On this day in 1710 the Statute of Anne received Royal Assent, establishing many of the principles of copyright that are still with us today.
The statue asserted the rights of authors over publishers and formalised legal deposit, whereby a copy of every book published was to be sent free of charge to a number of libraries. Although the number of copies, the number of libraries and the type of material that must be deposited has varied over time, the principle of legal deposit is alive and well in most parts of the world, including New Zealand.
In New Zealand, legal deposit is given legal force by the National Library of New Zealand (Te Puna Mātauranga o Aotearoa) Act 2003.
With almost no exceptions, two copies of every item published, and here item means book, leaflet, card, calendar, DVD, website..., must be deposited.

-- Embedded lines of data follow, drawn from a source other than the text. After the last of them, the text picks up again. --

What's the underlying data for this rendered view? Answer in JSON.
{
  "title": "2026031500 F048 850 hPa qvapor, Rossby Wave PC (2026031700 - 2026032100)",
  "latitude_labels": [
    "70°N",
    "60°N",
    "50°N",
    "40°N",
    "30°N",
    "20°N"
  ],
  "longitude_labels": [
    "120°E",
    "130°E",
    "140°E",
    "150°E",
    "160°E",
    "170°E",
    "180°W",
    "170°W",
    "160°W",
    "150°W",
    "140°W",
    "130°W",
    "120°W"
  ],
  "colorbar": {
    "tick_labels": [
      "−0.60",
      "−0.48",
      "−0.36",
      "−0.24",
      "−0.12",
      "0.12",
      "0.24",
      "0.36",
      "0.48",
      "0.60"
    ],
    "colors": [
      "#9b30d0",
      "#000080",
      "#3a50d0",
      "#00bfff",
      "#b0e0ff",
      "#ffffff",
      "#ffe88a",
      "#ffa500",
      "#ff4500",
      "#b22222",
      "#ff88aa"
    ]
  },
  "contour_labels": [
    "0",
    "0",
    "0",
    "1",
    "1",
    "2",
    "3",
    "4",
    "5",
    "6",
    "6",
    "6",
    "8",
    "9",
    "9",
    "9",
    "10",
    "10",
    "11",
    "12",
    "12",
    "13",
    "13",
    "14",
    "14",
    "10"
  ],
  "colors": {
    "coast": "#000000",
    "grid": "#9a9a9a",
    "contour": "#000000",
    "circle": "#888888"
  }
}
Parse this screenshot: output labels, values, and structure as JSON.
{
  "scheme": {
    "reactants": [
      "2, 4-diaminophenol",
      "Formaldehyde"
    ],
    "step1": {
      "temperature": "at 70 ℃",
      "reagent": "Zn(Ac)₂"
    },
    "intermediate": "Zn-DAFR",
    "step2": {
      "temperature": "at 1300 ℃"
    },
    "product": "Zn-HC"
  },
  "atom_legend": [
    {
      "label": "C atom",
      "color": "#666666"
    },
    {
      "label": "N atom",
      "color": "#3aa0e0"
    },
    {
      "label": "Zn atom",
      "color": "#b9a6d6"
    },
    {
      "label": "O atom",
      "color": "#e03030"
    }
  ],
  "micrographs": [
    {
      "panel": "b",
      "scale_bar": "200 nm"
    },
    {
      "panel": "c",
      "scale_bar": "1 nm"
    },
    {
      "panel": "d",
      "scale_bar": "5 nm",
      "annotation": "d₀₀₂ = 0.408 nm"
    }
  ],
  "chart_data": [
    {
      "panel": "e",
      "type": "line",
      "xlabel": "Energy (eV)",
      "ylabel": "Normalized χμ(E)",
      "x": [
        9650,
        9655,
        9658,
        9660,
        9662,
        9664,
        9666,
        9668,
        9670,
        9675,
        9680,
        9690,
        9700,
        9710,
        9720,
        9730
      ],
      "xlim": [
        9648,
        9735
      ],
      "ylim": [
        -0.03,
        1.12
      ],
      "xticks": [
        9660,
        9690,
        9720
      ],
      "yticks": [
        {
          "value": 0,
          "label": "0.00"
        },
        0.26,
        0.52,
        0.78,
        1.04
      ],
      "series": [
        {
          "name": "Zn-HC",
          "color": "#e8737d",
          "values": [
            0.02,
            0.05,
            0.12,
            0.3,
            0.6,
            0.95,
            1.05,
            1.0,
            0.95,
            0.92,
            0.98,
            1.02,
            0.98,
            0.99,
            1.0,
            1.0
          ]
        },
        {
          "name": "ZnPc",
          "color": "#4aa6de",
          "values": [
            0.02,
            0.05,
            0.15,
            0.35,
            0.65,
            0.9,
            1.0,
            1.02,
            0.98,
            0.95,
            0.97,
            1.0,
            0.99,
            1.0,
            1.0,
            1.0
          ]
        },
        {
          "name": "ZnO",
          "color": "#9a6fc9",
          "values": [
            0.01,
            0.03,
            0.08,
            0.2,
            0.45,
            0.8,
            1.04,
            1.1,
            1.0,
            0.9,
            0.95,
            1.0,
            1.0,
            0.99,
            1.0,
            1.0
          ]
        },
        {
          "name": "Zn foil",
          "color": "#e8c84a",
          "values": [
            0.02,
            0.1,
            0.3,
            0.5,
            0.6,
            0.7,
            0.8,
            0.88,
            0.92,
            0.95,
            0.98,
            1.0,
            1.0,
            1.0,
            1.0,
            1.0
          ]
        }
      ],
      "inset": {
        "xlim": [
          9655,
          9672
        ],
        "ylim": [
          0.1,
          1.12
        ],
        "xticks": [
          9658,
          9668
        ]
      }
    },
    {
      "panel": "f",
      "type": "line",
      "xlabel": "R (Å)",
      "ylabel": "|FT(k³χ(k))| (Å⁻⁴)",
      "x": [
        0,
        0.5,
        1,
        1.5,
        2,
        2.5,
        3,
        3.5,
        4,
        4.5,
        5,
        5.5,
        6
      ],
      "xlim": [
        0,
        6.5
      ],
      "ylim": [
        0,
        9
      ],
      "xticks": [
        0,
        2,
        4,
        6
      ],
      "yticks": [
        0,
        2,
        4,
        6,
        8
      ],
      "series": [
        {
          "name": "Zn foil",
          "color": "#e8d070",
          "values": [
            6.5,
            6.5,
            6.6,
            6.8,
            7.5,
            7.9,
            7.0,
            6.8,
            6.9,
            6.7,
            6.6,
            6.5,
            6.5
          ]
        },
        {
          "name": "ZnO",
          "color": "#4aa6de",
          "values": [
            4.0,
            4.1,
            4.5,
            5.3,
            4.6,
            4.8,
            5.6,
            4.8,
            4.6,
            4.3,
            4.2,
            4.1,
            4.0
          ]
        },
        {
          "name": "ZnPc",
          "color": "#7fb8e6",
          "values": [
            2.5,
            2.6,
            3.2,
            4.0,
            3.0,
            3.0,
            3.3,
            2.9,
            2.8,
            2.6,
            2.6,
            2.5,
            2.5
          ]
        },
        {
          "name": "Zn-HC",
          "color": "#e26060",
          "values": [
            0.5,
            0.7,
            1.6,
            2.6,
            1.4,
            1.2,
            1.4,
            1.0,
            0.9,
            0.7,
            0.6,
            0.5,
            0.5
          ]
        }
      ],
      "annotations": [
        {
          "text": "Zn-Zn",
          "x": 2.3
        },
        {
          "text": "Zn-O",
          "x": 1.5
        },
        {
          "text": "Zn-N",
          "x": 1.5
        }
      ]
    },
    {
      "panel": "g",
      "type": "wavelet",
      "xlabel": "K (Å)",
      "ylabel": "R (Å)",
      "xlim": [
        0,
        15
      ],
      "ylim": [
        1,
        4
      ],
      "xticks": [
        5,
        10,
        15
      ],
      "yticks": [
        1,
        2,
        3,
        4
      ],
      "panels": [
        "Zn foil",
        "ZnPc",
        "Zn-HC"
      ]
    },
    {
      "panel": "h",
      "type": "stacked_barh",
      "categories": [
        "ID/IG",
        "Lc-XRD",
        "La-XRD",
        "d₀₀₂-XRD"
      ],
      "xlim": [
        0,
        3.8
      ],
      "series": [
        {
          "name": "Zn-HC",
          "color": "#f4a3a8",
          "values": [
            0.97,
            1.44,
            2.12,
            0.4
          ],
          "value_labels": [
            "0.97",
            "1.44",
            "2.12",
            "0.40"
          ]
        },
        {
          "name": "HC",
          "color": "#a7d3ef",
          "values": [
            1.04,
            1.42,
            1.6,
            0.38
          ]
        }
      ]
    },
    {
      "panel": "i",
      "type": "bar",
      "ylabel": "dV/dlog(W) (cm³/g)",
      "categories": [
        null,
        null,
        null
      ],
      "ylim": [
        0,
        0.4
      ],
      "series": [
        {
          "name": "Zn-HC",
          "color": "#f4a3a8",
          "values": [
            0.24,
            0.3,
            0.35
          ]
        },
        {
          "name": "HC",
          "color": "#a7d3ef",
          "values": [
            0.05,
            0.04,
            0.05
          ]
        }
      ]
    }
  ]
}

The purpose, as the Act puts it, is 'to assist in preserving New Zealand's documentary heritage so that it is available, subject to any applicable terms or conditions, for the benefit of New Zealanders.'
And the penalty for not doing so: 'A publisher or printer who, without reasonable excuse, fails to comply with section 39 commits an offence and, on conviction, is liable to a fine not exceeding $5,000.'
In the UK and Ireland, there are still six deposit libraries, in the Faroe Islands you must deposit four copies of everything and in Portugal eight. In France the legislation even covers fragrances, which must be duly deposited - don't ask me how! - at the Osmothèque - Conservatoire International des Parfums in Versailles.